Treating Teachers like Wine
School Choice Weekly, Issue #12
Unions seem to believe teachers are like some wines: The older, the better. The age-determined pay scale unions demand is the reason 2013’s National Teacher of the Year earns less than 25,000 other teachers in his state, despite his accolades and despite his high-demand field--teaching high school science.
Besides his teaching duties, Jeff Charbonneau has netted his high school more than $25,000 in grants for a robotics program he runs there. He is also adjunct faculty at three higher education institutions, meaning students who take his classes can earn up to 24 college credits by high school graduation.
Charbonneau’s pay is limited, however, not by his work ethic and expertise, but by pay scales that recognize neither. According to those, he is worth the same as every other teacher who manages to stay put in the same district for 12 years.
This system “treats all educators like identical parts in a factory,” writes Jamie Lund, a senior fellow at Washington’s Freedom Foundation, who checked into Charbonneau’s pay. “Those with less seniority get paid less, and they also have less protection from moves or dismissal due to declining enrollment.”
Many districts have seen beloved and excellent teachers laid off before less-excellent teachers simply because of seniority rules. As Lund points out, that recently happened to Sacramento’s Teacher of the Year.
Some wines get dusty and sour with age. Because of this, age is not the criteria even a half-aware person uses for choosing a wine. Why use it for teachers? Only because, for unions, teachers and children are an afterthought. Money and power are the real goals. Age-determined hiring, raises, and firing keeps teachers part of the collective, rather than giving them the individual freedom to earn the rewards of their excellence.
SOURCE: Freedom Foundation
IN THIS ISSUE
- ALABAMA: Parents seek to defend the state’s tax-credit scholarships against the state teachers union’s third lawsuit against it. Judges threw out the other two lawsuits.

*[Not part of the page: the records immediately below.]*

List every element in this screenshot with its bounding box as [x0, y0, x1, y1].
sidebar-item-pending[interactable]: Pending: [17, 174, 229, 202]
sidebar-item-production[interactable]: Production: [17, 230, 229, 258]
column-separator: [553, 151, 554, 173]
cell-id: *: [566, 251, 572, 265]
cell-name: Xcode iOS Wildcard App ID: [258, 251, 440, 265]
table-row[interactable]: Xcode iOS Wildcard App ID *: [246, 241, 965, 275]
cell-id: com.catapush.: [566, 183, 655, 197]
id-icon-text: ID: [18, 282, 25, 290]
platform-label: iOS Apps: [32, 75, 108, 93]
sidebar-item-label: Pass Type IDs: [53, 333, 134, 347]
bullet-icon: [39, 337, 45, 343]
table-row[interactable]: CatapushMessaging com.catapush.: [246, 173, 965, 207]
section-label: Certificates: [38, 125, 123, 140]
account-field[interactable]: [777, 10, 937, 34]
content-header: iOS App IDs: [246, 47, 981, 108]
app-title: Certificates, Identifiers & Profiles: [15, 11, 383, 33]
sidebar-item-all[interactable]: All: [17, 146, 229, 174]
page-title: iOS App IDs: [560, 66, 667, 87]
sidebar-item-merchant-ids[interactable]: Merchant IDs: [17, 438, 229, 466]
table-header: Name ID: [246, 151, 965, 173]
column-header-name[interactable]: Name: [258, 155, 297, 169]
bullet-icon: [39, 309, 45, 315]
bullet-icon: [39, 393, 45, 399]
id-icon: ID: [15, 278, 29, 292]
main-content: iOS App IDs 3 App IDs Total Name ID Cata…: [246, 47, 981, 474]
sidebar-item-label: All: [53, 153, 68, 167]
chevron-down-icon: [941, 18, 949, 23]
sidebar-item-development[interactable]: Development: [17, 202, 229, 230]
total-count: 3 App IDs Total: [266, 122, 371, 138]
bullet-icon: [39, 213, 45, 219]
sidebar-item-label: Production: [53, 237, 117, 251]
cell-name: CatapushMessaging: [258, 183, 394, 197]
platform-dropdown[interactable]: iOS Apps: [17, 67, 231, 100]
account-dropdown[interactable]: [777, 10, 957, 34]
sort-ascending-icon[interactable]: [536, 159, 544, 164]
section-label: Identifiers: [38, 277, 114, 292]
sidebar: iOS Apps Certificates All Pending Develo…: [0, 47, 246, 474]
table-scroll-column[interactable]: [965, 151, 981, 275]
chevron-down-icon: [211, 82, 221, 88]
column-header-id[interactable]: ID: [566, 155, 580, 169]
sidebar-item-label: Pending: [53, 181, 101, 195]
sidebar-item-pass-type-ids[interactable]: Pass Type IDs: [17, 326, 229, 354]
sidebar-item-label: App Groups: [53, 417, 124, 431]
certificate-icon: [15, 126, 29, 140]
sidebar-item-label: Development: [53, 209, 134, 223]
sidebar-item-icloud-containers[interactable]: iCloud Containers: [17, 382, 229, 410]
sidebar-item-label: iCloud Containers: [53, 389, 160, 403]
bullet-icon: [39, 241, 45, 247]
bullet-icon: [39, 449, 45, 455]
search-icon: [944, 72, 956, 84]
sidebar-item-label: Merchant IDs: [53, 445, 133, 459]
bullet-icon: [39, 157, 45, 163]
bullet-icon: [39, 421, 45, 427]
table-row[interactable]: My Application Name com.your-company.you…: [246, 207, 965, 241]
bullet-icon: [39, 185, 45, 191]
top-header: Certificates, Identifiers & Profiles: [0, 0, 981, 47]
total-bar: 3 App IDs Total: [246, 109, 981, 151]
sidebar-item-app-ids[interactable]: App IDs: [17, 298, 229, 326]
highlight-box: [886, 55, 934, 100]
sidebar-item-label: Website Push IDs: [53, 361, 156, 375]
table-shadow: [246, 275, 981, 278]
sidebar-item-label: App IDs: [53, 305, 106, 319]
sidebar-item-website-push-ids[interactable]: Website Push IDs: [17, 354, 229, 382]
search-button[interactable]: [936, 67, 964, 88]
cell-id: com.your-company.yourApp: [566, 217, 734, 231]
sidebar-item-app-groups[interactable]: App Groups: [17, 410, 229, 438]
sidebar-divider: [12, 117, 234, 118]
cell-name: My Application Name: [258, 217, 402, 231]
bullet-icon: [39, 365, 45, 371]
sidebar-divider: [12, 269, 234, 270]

- LOUISIANA: The state releases its second call for independent providers of classes students can take outside school, for credit and using K-12 funds. The mini-voucher is called Course Choice, and this year the flood of students into it caused state leaders to scramble for funds.
- NEW JERSEY: A Rutgers University study compares the outcome of ZIP code-assigned schooling to “apartheid.” It found 26 percent of black students and 13 percent of Latino students attend schools where 1 percent or fewer of students are white.
- ARIZONA: The first-ever survey of education savings account parents reveals what they think of their education option. They are highly pleased and use the accounts differently from a voucher by dividing the funds among multiple education activities.
- IOWA: A new poll finds 54 percent of Iowans support vouchers and 58 percent support tax-credit scholarships. Five times as many Iowans wish they could send their kids to private school than actually do.
- NEW YORK: The state education commissioner has canceled three public Common Core forums, saying parents have gotten too boisterous. He also called objecting parents and teachers “special interests.”
- OHIO: The House Education Committee chairman says Common Core opposition “makes no sense” and is a “conspiracy theory.” His hearing room was filled with parents and voters last week to discuss a bill that would repeal the national education standards.
- TEXTBOOKS: The Business Roundtable wants to establish a panel to judge which school materials are Common Core-compliant, because everything labels itself so now. Teachers and districts say they’re overwhelmed at sorting through all the Common Core-labeled materials.
- BULLYING: A new study finds anti-bullying laws and programs are likely to increase bullying. The study’s author, who collected data on approximately 7,000 students from all 50 states, says it appears anti-bullying programs give kids more cruel ideas.
- COLORADO: Discover the school district set on implementing controversial data-gathering initiative inBloom after nearly all the states that planned to do the same have dropped out. The database connector includes potential entries for things like family relationships (such as “foster parent” or “father’s significant other”) and reason for enrollment changes (“withdrawn due to illness” or “leaving school as a victim of a serious violent incident”).
- ILLINOIS: The state superintendent refuses to release results of a publicly funded poll about public schools. School administrators were worried about embarrassing findings.